Emotion of the Rood

Having already read this poem was very helpful, since I already understood that it was about the Holy Cross. The narrator was actually being shown its journey from tree to cross through a dream vision. The poem is full of emotions, like pride as well as woe. The rood is proud to have been chosen to serve as a religious icon. It is even called the “victor-tree” early on in the story. The cross describes its grief for the pain that Christ had to endure, but it “needs stand firm” trying to be strong for Him when He was weak. After Christ’s death, the cross speaks of how “on me the Son of God suffered a little time; wherefore in glory now I tower up beneath the sky.” Though I had read this previously, I never really focused on just how prevalent the emotional aspects were because the last time I read it, I was translating it from Old English and focused instead on the linguistic aspects of the poem.

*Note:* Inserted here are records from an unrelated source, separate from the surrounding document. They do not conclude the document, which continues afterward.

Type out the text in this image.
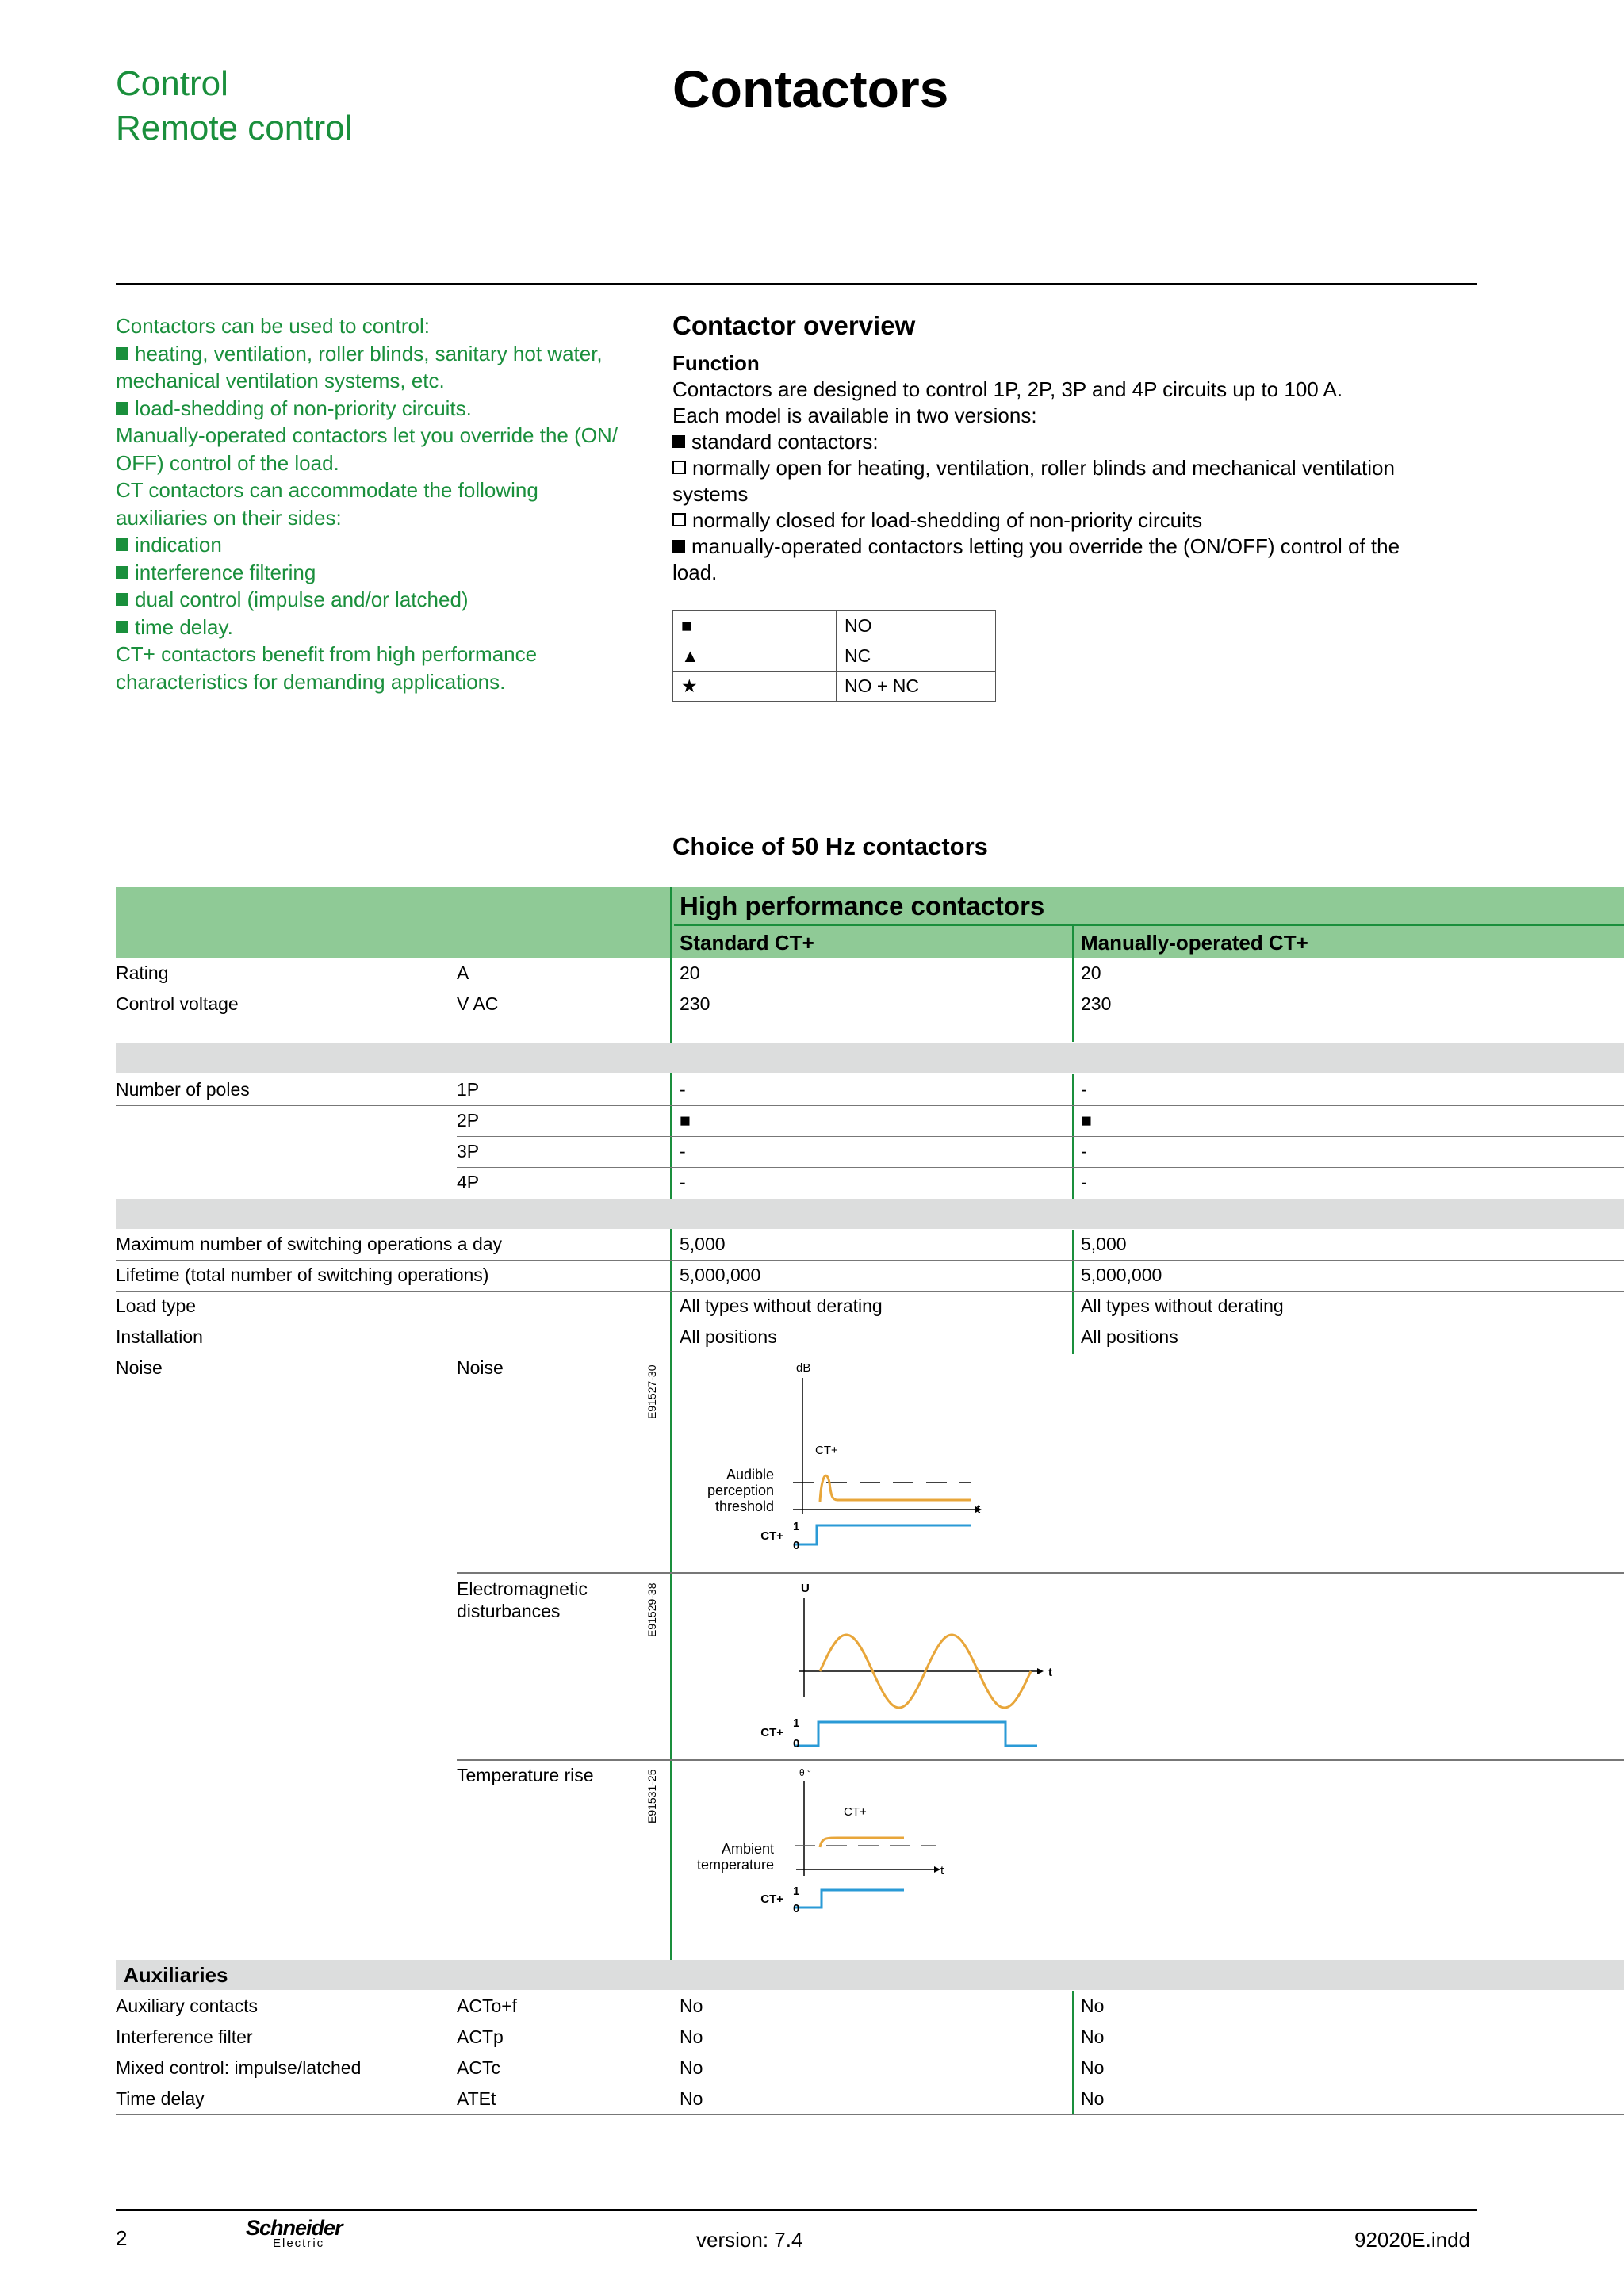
Control
Remote control
Contactors
Contactors can be used to control:
heating, ventilation, roller blinds, sanitary hot water,
mechanical ventilation systems, etc.
load-shedding of non-priority circuits.
Manually-operated contactors let you override the (ON/
OFF) control of the load.
CT contactors can accommodate the following
auxiliaries on their sides:
indication
interference filtering
dual control (impulse and/or latched)
time delay.
CT+ contactors benefit from high performance
characteristics for demanding applications.
Contactor overview
Function
Contactors are designed to control 1P, 2P, 3P and 4P circuits up to 100 A.
Each model is available in two versions:
standard contactors:
normally open for heating, ventilation, roller blinds and mechanical ventilation
systems
normally closed for load-shedding of non-priority circuits
manually-operated contactors letting you override the (ON/OFF) control of the
load.
■	NO
▲	NC
★	NO + NC
Choice of 50 Hz contactors
High performance contactors
Standard CT+	Manually-operated CT+
Rating	A	20	20
Control voltage	V AC	230	230
Number of poles	1P	-	-
2P	■	■
3P	-	-
4P	-	-
Maximum number of switching operations a day	5,000	5,000
Lifetime (total number of switching operations)	5,000,000	5,000,000
Load type	All types without derating	All types without derating
Installation	All positions	All positions
Noise	Noise
Electromagnetic
disturbances
Temperature rise
E91527-30
E91529-38
E91531-25
dB
t
CT+
Audible
perception
threshold
1
0
CT+
U
t
1
0
CT+
θ °
t
CT+
Ambient
temperature
1
0
CT+
Auxiliaries
Auxiliary contacts	ACTo+f	No	No
Interference filter	ACTp	No	No
Mixed control: impulse/latched	ACTc	No	No
Time delay	ATEt	No	No
2	Schneider
Electric	version: 7.4	92020E.indd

I found the lyrics to be fun to read, though they are still a little difficult to fully understand for me. What was most interesting for me was reading them chronologically and watching the language slowly evolve between the early 13th century lyrics like Sumer is icumen in to the 16th century lyric A god and yet a man. Each lyric became a little easier to read as it developed into the English we speak today. The inflections are very prominent in the earlier lyrics, though we can see how they start to fall away. Around the 13th century many inflections like -e/n, -e/th, and -es were commonly used. These are continually used until the -en starts to become just an -e and finally is dropped altogether around the 16th century. With the loss of these abundant inflections, the lyrics were easier to read and understand. Though the early lyrics were fun to figure out since reading them almost felt like solving a puzzle, trying to find the word hidden under all the inflections of Middle English.